Oleh: Fahrin Malau. PROVINSI Sumatera Utara (Sumut) baru saja usai menggelar Festival Danau Toba yang dipusatkan di Kabupaten Samosir. Berbagai acara kesenian ditampilkan.

Tidak saja kesenian asal Sumut, juga menampilkan kesenian dari beberapa provinsi di Indonesia ditambah kesenian dari luar negeri.

Tidak dapat disangkal lagi, Sumatera Utara merupakan gudang kesenian. Tidak banyak provinsi di Indonesia yang memiliki beragam kesenian yang masing-masing memiliki perbedaan. Sayangnya, beragam kesenian yang dimiliki Sumut tidak mampu dikemas dengan baik sebagai potensi pariwisata.

Mandeknya kesenian di Sumut membuktikan tidak ada keseriusan pemerintah provinsi dan kabupaten. Kesenian masih dinomorduakan. Pegiat kesenian harus berjuang sendiri dalam mengembangkan kesenian. Demi kecintaan terhadap seni, rela mengeluarkan biaya sendiri.

Tidak berkembangnya kesenian di Sumut lagi-lagi minimnya anggaran yang disediakan. Mimimnya anggaran kesenian diakui Unit Pelaksana Teknis (UPT) Taman Budaya Sumatera Utara, Drs. Jamal Karo-Karo Msn. Keterbatasan anggaran salah satu penyebab pergelaran kesenian sangat sedikit dilaksanakan. Berbeda dengan beberapa provinsi di Indonesia, seperti Provinsi Kepulauan Riau, Sumatera Barat, Yogyakarta dan beberapa daerah lainnya menyediakan anggaran yang cukup besar mencapai miliaran rupiah untuk mendukung masyarakat berkesenian.

“Minimnya anggaran kesenian di Sumut bukti ketidakseriusan pemerintah Sumut dalam memajukan kesenian di daerah ini,” ungkap anggota Komisi E DPRD Sumatera Utara dari Fraksi FDI Perjuangan, Brilian Moktar.

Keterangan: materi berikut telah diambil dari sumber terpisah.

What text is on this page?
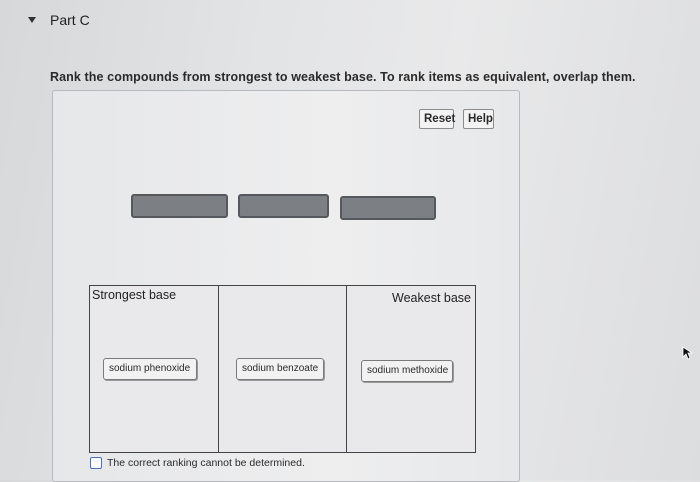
Part C
Rank the compounds from strongest to weakest base. To rank items as equivalent, overlap them.
Reset	Help
Strongest base	Weakest base
sodium phenoxide	sodium benzoate	sodium methoxide
The correct ranking cannot be determined.
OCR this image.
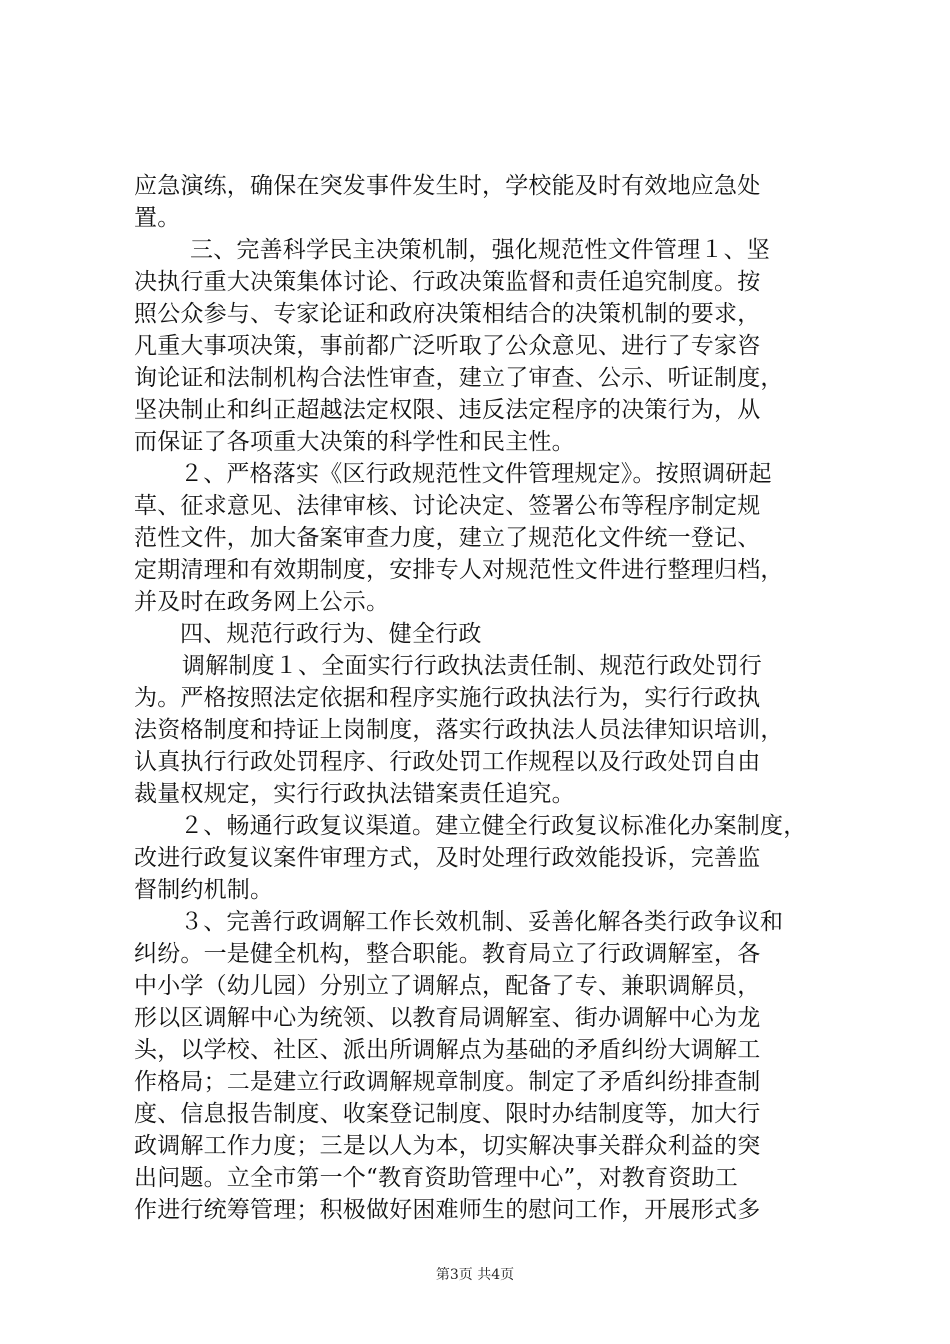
应急演练，确保在突发事件发生时，学校能及时有效地应急处
置。
三、完善科学民主决策机制，强化规范性文件管理１、坚
决执行重大决策集体讨论、行政决策监督和责任追究制度。按
照公众参与、专家论证和政府决策相结合的决策机制的要求，
凡重大事项决策，事前都广泛听取了公众意见、进行了专家咨
询论证和法制机构合法性审查，建立了审查、公示、听证制度，
坚决制止和纠正超越法定权限、违反法定程序的决策行为，从
而保证了各项重大决策的科学性和民主性。
２、严格落实《区行政规范性文件管理规定》。按照调研起
草、征求意见、法律审核、讨论决定、签署公布等程序制定规
范性文件，加大备案审查力度，建立了规范化文件统一登记、
定期清理和有效期制度，安排专人对规范性文件进行整理归档，
并及时在政务网上公示。
四、规范行政行为、健全行政
调解制度１、全面实行行政执法责任制、规范行政处罚行
为。严格按照法定依据和程序实施行政执法行为，实行行政执
法资格制度和持证上岗制度，落实行政执法人员法律知识培训，
认真执行行政处罚程序、行政处罚工作规程以及行政处罚自由
裁量权规定，实行行政执法错案责任追究。
２、畅通行政复议渠道。建立健全行政复议标准化办案制度，
改进行政复议案件审理方式，及时处理行政效能投诉，完善监
督制约机制。
３、完善行政调解工作长效机制、妥善化解各类行政争议和
纠纷。一是健全机构，整合职能。教育局立了行政调解室，各
中小学（幼儿园）分别立了调解点，配备了专、兼职调解员，
形以区调解中心为统领、以教育局调解室、街办调解中心为龙
头，以学校、社区、派出所调解点为基础的矛盾纠纷大调解工
作格局；二是建立行政调解规章制度。制定了矛盾纠纷排查制
度、信息报告制度、收案登记制度、限时办结制度等，加大行
政调解工作力度；三是以人为本，切实解决事关群众利益的突
出问题。立全市第一个“教育资助管理中心”，对教育资助工
作进行统筹管理；积极做好困难师生的慰问工作，开展形式多
第3页 共4页
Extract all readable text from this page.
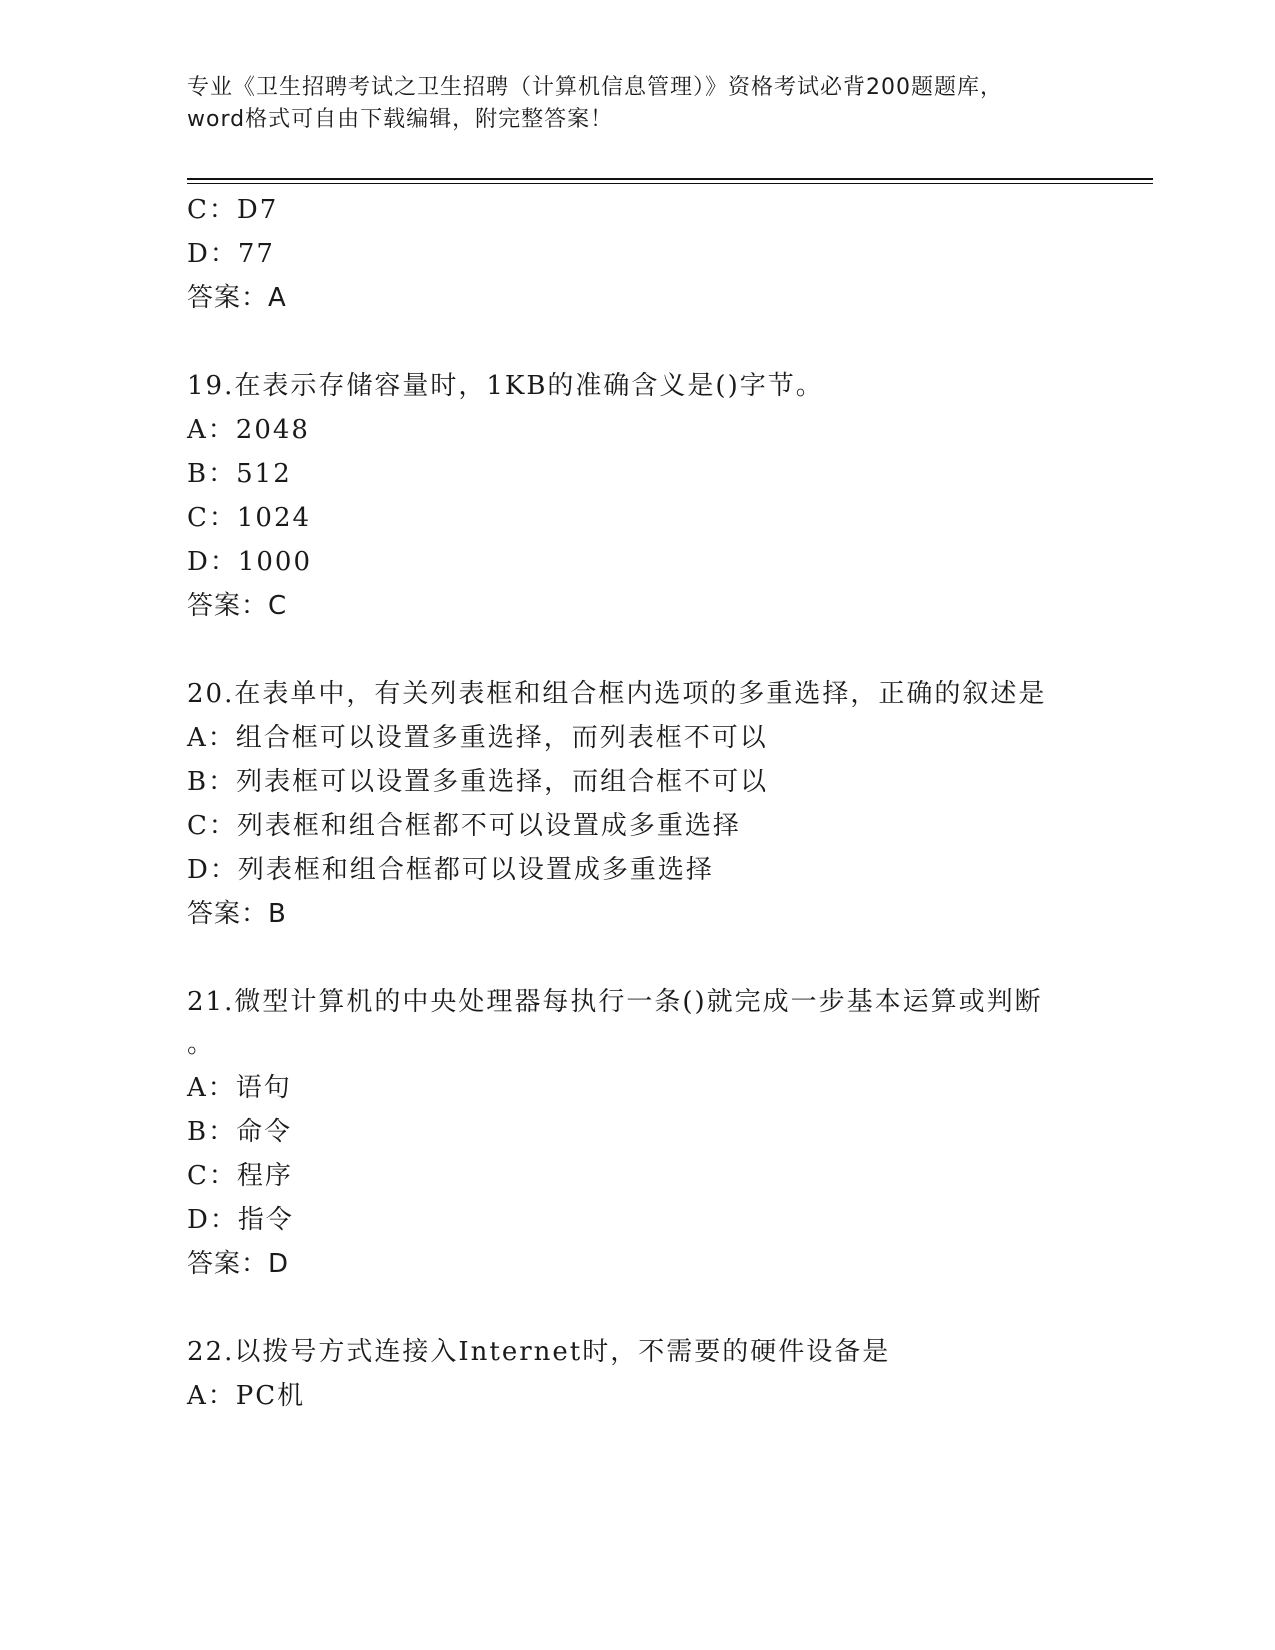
专业《卫生招聘考试之卫生招聘（计算机信息管理）》资格考试必背200题题库，
word格式可自由下载编辑，附完整答案！
C：D7
D：77
答案：A
19.在表示存储容量时，1KB的准确含义是()字节。
A：2048
B：512
C：1024
D：1000
答案：C
20.在表单中，有关列表框和组合框内选项的多重选择，正确的叙述是
A：组合框可以设置多重选择，而列表框不可以
B：列表框可以设置多重选择，而组合框不可以
C：列表框和组合框都不可以设置成多重选择
D：列表框和组合框都可以设置成多重选择
答案：B
21.微型计算机的中央处理器每执行一条()就完成一步基本运算或判断
。
A：语句
B：命令
C：程序
D：指令
答案：D
22.以拨号方式连接入Internet时，不需要的硬件设备是
A：PC机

Bila minimnya anggaran kesenian di Sumut disebabkan tidak didukung DPRD Sumut tidak lah benar. Selama ini DPRD Sumut sangat mendukung pengembangan kesenian. Selama ini pemerintah tidak mengajukan anggaran kesenian dengan berbagai program yang akan dilaksanakan.

“Saya sudah tiga tahun dan ini jalan ke empat masuk di badan anggaran (Banggar) tidak melihat adanya pengajuan anggaran untuk kesenian dengan program yang jelas. Harusnya UPT mampu menyakinkan atasanya yakni Gubernur atau Sekda untuk mengajukan anggaran. Bukankah dalam mengajukan anggaran ada mekanisme yang harus dilalui. Bisa ketika DPRD Sumut melakukan reses, musrembang,” ungkap Brilian.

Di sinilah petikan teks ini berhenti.